The Monkey King (Jimmy O. Yang), with eyes that can produce laser beams and the promise of a special fate from Buddha, grows up as an outsider. As a young adult, he strives for immortality by conquering 100 demons, with the help of a local village girl named Lin (Jolie Haong-Rappaport). A magical stick accompanies them on the journey, while the Dragon King (Bowen Yang), who rules the undersea world, stands in their way.
The picture is directed by animation veteran Anthony Stacchi ("The Boxtrolls"), while the voice talent also includes Stephanie Hsu, an Oscar nominee for "Everything Everywhere All at Once."
MY SAY Spanning from below the sea to the stars, "The Monkey King" offers a richly textured landscape. It reflects the best of what the tools of animation can achieve in realizing a mythological universe, with images that stand out for their beauty while reflecting the eternal nature of this story of a young person finding his purpose.
MOVIE "The Monkey King"
STREAMING On Netflix
From the first frame to the last, it's consistently enrapturing, a consequential visual achievement that seems to have arrived from a place that's somehow beyond space and time.
That stands as a welcome surprise amid the glut of mediocre family movie content clogging up streaming services these days. When it comes to the need to provide queue fodder, the art can seem beside the point.
"The Monkey King" is not entirely immune to this phenomenon: the epic scope of the world constructed by Stacchi and his team conflicts with a general busyness in the development of the characters and the plot.
The characterizations are familiar: the depiction of the Monkey King as a run-of-the-mill, cocky Americanized youngster; the scenery-chewing villain with his meek sidekicks; and the earnest and well-meaning Lin all seem more at home in a work of cheap children's entertainment or perhaps a second-rate Disney production than a movie of such visual splendor.
The plot developments also have a tendency to undercut the broader picture: the quest to achieve immortality includes a multitude of fight scenes and other sequences that seem designed to make this material more accessible to general audiences.
There are a few forgettable musical numbers, too.
To some extent, of course, all of this constitutes a sound business practice.
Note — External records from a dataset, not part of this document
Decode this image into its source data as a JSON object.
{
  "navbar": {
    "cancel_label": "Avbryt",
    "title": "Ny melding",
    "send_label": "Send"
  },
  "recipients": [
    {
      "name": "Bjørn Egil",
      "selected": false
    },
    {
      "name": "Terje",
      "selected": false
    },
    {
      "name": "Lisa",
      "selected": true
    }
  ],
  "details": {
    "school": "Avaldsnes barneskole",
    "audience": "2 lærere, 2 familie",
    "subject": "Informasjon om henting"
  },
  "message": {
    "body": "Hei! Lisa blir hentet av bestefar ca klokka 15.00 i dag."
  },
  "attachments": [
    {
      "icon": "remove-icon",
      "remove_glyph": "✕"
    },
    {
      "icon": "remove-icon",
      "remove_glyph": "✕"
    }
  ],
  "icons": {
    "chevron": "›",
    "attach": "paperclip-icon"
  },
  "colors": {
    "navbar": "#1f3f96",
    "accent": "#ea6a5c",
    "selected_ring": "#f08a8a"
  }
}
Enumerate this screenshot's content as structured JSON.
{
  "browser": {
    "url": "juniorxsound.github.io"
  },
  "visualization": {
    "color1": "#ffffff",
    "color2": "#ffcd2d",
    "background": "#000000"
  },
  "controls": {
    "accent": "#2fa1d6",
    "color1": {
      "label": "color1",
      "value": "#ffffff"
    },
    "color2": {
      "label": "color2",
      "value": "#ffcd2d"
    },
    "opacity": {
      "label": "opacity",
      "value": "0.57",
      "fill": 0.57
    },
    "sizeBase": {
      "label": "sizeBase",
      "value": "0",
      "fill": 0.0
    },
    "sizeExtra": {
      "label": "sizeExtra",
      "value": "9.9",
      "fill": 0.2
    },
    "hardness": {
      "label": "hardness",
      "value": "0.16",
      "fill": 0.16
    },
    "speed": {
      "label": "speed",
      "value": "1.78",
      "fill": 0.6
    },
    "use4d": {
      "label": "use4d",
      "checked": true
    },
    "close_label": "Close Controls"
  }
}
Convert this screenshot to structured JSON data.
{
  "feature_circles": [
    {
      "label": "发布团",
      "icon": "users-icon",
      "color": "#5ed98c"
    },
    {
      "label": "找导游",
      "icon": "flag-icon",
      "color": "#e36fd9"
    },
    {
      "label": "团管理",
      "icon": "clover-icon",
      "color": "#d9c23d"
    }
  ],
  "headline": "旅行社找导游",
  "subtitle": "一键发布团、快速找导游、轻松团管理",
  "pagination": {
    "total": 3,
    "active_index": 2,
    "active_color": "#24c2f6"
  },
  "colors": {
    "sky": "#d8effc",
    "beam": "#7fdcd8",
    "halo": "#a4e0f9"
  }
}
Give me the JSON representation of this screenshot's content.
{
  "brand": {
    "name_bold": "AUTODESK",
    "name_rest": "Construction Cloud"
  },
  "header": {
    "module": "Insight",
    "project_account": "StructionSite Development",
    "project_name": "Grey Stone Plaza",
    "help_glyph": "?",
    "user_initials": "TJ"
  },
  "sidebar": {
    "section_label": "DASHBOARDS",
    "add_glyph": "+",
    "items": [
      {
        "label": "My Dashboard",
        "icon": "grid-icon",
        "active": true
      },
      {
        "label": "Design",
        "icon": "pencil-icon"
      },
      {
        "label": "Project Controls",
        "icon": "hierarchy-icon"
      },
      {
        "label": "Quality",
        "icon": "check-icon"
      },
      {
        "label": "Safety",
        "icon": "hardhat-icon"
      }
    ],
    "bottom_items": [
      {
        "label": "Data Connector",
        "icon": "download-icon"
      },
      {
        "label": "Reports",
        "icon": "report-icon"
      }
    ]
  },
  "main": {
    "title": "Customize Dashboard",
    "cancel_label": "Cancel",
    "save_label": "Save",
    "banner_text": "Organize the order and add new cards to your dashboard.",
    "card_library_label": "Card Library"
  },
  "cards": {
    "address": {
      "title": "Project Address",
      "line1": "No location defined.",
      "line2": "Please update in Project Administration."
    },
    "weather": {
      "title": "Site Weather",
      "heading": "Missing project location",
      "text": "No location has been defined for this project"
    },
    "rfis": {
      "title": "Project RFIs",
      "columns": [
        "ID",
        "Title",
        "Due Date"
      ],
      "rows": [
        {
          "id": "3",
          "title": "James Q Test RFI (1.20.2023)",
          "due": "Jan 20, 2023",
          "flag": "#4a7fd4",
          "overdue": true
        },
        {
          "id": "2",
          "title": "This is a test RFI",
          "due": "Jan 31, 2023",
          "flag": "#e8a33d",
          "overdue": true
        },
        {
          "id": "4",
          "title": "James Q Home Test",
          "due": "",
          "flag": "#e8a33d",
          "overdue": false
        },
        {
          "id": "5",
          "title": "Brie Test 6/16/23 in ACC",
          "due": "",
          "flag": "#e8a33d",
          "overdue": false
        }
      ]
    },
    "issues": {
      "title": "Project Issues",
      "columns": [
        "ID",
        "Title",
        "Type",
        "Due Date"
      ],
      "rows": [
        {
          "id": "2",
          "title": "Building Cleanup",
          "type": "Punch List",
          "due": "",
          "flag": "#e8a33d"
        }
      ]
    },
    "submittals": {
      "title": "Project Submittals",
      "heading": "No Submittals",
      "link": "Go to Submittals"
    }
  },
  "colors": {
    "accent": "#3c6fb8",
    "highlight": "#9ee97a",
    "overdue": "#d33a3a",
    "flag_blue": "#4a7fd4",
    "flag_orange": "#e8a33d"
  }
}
The picture's executive producer Stephen Chow ("Kung Fu Hustle") has a decades-long history as a director and an actor of making movies in Hong Kong that translate globally, because they're rooted in fundamentals that work well in any context.
A little bit of ordinariness is a small price to pay for a movie with the ambition of "The Monkey King," for taking in the scale of its vision in which palaces on clouds, sea-glass draped underwater lairs, the fires of hell and beyond amass into a singular experience.
BOTTOM LINE The imaginative visuals make "The Monkey King" well worth the time.